Todos pasmaram, até o Dr. Gregório suspendeu a leitura do compêndio,aquilo parecia melhor que teatro da R. dos Condes, pensou. Vendôme pegou no cesto de vime, com tampa, e abrindo-a, entre dois livros sobre flora mediterrânica, lá estavam as jóias. A princesa suspirou enquanto o valete do príncipe Cyrllovitch, vindo da 2ª classe de imediato deteve o larápio com uma arma.
-Mas como pode aperceber-se de tudo, caro senhor?- perguntou o príncipe Vladimir- se saímos todos ao mesmo tempo?
-Aí é que está, Excelência. Quando saímos vi que o senhor Galway discretamente ficou para trás e num ápice sacou das jóias e lançou-as pela janela para um lado descampado, do lado oposto ao da gare. Uma vez lá fora, comprou o cesto, recolheu as jóias discretamente, e entrou ao mesmo tempo que os outros, com o souvenir na mão, dando a ilusão de sempre ter estado junto com o grupo. Ninguém suspeitaria! Ele já desde Lisboa sabia desta visita a Sintra e é conhecida a riqueza das jóias da princesa, a suposta amizade com monsieur le vicomte du Monserrate afastaria qualquer suspeita sobre si!.
- Mas diga-me, senhor Vendôme, como soube que ele tinha as jóias consigo?- questionou Lady Jackson
-Quando saímos, segui-o, com a desculpa que ia comprar fruta para a Cosette- alias Nadine- vi-o recolher a caixa com as jóias e ainda ter tempo de tomar um capilé de limão junto com os outros, voilá!
-Fruta que não chegou a comprar, pois não, senhor Vendôme?..- Lady Jackson, perspicaz, também desconfiara da identidade do polícia, a dita fruta não chegou à carruagem, ela é que devia estar na polícia, pensou.Vendôme sorriu e encolheu os ombros, ninguém é perfeito.
Em Sintra, onde D. Fernando e a condessa d’Edla esperavam os príncipes, Galway,aliás Pickwick, foi conduzido à cadeia comarcã, mais tarde seria transferido para Lisboa e depois Paris, escoltado por Vendôme e Nadine.
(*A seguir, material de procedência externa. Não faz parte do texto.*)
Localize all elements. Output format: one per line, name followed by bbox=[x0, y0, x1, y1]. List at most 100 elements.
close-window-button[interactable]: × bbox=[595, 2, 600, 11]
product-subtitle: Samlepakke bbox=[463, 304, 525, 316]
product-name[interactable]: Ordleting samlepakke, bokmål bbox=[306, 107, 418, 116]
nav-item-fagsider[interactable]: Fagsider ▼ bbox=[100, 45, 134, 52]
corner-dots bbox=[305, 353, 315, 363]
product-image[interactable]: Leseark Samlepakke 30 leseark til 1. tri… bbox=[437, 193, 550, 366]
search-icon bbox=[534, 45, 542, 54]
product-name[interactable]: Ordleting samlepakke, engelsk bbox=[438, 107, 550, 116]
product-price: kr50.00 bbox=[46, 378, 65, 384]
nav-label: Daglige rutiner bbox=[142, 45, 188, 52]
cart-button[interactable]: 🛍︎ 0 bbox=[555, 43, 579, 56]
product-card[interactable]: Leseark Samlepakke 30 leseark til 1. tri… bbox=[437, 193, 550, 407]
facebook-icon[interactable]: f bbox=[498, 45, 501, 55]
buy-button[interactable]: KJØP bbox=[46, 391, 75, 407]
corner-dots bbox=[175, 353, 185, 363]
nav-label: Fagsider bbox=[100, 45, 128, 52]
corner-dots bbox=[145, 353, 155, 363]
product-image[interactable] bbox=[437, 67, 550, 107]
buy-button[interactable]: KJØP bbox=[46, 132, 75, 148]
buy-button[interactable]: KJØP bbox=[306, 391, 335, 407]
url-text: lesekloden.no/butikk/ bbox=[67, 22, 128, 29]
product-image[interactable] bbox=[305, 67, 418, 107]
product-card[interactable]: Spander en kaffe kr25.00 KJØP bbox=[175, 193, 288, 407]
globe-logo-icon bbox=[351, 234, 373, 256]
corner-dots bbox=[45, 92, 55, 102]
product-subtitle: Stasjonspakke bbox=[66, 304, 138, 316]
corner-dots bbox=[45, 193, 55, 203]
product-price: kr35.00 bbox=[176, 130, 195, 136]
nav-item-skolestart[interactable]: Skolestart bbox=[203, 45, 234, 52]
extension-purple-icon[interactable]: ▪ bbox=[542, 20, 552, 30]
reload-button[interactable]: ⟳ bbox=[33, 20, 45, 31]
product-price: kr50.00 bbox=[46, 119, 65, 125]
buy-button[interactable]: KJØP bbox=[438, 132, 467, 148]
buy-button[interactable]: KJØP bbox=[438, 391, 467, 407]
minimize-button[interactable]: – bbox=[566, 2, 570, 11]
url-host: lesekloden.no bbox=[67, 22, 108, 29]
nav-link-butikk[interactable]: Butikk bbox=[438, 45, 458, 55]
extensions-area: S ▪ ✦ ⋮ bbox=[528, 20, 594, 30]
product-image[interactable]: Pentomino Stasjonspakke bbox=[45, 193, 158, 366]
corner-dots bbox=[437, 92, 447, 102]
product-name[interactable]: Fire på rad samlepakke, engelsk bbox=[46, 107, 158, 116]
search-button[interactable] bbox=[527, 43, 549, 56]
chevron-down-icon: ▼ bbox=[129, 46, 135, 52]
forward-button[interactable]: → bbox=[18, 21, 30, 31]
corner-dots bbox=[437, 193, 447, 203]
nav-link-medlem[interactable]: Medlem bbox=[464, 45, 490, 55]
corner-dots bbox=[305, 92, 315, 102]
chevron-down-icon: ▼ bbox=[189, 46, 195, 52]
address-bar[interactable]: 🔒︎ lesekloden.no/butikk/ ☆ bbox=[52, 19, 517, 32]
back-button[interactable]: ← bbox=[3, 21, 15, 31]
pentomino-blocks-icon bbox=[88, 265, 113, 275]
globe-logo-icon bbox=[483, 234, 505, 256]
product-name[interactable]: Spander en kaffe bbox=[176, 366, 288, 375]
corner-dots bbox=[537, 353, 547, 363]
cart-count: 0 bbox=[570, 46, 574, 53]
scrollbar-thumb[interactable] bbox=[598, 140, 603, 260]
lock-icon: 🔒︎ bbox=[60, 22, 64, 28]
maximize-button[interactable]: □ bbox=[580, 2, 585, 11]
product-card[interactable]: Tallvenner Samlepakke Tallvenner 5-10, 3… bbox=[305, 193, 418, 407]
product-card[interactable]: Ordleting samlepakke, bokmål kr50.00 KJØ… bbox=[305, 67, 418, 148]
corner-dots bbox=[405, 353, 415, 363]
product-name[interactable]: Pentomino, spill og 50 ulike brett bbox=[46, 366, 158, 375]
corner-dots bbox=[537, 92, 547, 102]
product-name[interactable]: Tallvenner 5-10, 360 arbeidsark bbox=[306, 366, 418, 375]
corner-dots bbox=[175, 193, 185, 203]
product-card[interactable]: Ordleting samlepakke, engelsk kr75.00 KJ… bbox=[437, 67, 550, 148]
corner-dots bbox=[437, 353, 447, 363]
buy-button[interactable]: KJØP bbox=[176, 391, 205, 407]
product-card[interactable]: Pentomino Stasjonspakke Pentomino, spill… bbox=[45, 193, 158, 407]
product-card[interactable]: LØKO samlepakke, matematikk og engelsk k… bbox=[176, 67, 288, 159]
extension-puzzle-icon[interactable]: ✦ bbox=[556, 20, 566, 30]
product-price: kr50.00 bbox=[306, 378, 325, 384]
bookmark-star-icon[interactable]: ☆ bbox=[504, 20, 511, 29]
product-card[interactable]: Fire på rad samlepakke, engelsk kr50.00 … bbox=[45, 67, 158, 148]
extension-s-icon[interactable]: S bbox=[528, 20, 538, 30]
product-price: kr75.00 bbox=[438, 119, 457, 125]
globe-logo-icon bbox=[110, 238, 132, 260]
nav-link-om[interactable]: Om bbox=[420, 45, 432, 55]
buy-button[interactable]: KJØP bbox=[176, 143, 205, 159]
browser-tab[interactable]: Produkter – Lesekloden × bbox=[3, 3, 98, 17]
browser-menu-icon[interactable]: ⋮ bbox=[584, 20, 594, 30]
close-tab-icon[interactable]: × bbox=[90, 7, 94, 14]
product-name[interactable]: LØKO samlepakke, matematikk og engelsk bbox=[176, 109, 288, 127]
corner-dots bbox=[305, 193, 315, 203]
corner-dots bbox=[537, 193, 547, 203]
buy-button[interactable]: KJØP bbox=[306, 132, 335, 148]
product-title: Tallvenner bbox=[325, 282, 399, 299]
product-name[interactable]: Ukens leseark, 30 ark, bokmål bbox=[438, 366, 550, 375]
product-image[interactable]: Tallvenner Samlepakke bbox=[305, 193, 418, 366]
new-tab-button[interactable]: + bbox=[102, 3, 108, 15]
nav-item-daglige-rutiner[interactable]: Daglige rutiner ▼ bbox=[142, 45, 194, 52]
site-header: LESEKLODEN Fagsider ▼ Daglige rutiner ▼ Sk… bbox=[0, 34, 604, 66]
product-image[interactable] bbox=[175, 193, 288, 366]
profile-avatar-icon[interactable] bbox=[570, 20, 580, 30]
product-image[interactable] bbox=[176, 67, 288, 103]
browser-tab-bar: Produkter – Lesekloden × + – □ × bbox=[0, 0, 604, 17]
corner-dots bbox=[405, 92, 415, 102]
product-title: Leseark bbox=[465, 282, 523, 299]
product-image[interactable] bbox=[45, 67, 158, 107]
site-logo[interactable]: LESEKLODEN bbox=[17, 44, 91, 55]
Lady Jackson, passadas as peripécias, lá se deleitou com a verde Sintra e seus pitorescos vales. Mais tarde deixaria as suas impressões num livro, o seu editor entregaria a um tal Camilo Castelo Branco a tradução da versão portuguesa. Gregório de Almeida veio a ser um dos mais respeitados médicos de Sintra, pai dos pobres e filantropo. O Larmanjat, esse, ainda durou doze anos, logo substituído pelo caminho de ferro, rasgando a planície e dolente parando em gares onde empoeirados viajantes se saciavam com capilé de limão e comprando coloridos cestos de vime.